Good writing, I think, ultimately exists between the twin goal posts of as-few-words-as-you-need and as-many-words-as-you-want. I, a natural natterer, lean toward the latterer.

. . . .

But one must draw the line somewhere. I recommend striking out “actually” at every opportunity, unless it’s in a discussion of the movie “Love Actually,” in which case we might want to focus on the title’s confounding commalessness. Similarly, though I would never fault the supreme lyricist Johnny Mercer for the gorgeous “You’re much too much / And just too very very,” I am on constant alert for “very,” always looking for the chance to dispose of it. I’d encourage you to do the same.

For one thing, “very” is a fraud, masquerading as a strengthener when it merely wheedles and pleads. To call someone “brilliant” is to make a bold assertion; to call someone “very brilliant” attempts to persuade others of something one appears not to truly believe. Moreover, it’s a dull adverb and encourages duller adjectives. What, after all, is “very hungry” compared with “ravenous”? What’s “very sad” up against “despondent”? Who’d want to be “very strong” when you might be “herculean”?

Link to the rest at The Washington Post

The author of the OP, Benjamin Dreyer is Random House’s executive managing editor and copy chief and the author of “Dreyer’s English: An Utterly Correct Guide to Clarity and Style.”

1 thought on “Writers, be wary of Throat-Clearers and Wan Intensifiers. Very, very wary.”
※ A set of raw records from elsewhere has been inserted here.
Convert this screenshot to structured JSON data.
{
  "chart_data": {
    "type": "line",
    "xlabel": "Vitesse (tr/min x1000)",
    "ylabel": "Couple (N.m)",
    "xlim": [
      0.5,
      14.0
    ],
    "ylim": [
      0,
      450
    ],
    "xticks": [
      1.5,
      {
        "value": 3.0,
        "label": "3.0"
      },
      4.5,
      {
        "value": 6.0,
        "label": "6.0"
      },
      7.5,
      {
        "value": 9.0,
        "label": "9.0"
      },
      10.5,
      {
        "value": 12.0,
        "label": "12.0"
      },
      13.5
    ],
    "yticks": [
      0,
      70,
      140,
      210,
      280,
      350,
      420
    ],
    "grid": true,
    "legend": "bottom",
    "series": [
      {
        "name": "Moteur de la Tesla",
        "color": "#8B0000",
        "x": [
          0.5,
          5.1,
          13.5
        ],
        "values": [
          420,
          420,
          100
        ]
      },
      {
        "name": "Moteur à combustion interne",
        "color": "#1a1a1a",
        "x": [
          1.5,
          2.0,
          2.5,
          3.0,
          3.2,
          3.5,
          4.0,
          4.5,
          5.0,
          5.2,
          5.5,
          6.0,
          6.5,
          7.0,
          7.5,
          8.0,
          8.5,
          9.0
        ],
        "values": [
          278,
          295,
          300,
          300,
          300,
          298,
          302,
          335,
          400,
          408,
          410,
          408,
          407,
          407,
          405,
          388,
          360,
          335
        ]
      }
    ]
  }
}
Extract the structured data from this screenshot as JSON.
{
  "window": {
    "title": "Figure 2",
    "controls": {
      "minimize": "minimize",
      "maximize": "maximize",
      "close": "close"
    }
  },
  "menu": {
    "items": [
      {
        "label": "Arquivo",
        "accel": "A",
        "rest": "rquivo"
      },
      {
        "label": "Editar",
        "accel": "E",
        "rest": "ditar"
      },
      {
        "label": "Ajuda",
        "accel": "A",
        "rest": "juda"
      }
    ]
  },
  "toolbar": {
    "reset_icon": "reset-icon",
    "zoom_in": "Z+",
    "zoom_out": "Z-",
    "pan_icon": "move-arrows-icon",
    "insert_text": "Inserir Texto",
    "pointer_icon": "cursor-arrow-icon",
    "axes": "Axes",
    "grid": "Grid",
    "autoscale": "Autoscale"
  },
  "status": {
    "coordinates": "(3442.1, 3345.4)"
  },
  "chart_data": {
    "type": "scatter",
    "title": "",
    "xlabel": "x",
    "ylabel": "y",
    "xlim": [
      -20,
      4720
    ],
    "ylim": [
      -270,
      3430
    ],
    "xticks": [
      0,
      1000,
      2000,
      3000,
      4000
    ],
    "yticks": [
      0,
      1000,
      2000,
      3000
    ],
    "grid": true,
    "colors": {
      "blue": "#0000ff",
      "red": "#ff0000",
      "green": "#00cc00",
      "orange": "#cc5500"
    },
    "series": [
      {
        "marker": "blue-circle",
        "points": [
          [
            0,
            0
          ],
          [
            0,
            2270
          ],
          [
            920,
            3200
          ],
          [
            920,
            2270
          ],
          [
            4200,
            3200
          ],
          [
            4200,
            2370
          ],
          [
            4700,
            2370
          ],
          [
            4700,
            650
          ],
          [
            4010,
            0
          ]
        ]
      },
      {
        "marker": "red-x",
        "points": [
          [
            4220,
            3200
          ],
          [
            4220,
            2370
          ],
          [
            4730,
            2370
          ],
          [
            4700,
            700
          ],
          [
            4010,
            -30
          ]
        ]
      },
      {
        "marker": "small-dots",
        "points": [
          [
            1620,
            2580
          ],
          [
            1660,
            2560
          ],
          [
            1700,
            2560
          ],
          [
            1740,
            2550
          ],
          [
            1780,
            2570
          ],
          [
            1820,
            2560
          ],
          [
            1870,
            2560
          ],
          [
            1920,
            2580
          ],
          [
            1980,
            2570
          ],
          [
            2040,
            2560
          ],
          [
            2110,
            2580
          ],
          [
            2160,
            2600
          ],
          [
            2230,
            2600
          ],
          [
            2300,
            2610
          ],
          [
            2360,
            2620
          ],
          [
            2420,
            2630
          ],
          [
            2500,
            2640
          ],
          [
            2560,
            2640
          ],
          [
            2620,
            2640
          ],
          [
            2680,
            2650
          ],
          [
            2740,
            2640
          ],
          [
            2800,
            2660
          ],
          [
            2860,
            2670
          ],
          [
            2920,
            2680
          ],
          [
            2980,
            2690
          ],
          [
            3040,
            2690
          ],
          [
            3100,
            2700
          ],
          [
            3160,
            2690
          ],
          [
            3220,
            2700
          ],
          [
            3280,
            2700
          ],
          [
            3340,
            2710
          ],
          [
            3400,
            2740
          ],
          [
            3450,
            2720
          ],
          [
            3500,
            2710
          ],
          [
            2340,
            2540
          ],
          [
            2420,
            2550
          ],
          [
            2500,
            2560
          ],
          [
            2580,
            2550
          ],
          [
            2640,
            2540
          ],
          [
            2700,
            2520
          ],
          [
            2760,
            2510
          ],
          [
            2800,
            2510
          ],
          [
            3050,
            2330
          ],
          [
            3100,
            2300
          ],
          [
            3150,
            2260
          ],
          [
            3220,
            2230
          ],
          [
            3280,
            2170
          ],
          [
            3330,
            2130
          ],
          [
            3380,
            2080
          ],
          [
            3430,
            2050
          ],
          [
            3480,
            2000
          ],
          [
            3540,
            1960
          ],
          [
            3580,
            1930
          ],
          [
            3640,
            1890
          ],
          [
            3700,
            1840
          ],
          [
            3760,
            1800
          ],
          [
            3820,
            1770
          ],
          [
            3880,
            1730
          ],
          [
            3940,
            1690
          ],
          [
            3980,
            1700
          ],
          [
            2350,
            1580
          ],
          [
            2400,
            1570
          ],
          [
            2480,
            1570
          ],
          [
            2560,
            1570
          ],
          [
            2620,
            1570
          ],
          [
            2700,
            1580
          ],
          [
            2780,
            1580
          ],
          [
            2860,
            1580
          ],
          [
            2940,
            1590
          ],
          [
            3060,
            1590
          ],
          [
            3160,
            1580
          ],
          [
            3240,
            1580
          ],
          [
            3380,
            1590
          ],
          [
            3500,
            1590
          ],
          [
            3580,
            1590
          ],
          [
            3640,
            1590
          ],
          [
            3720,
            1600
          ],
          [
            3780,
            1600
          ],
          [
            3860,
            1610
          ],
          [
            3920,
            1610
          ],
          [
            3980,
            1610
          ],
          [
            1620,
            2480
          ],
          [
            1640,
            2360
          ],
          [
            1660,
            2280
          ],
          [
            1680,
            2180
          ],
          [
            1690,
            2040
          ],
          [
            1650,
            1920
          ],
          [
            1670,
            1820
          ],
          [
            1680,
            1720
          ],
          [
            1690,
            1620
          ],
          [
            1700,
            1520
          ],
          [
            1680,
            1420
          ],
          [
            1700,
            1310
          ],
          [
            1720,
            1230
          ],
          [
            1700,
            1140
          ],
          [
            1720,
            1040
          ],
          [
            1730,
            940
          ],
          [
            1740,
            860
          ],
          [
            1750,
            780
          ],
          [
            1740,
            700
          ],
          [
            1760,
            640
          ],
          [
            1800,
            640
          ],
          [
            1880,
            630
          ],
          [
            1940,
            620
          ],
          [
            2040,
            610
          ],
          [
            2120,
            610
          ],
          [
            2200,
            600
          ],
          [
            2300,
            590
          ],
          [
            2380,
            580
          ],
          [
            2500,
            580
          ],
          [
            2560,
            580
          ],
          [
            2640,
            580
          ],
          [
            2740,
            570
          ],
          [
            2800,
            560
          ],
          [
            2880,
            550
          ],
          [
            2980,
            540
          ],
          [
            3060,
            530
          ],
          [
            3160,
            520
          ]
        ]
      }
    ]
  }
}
  1. Actually, if I were so confident of my verbal superiority as the subject of the OP, I would title my book differently.

    “Utterly” is simply a pretentious substitution for “absolutely” – and, what is with the “an” in the title? Is he uncertain of his position at the very pinnacle of editorial qualification?

    “The Correct Guide to Clarity and Style” is the only appropriate title for such a work of linguistic hubris.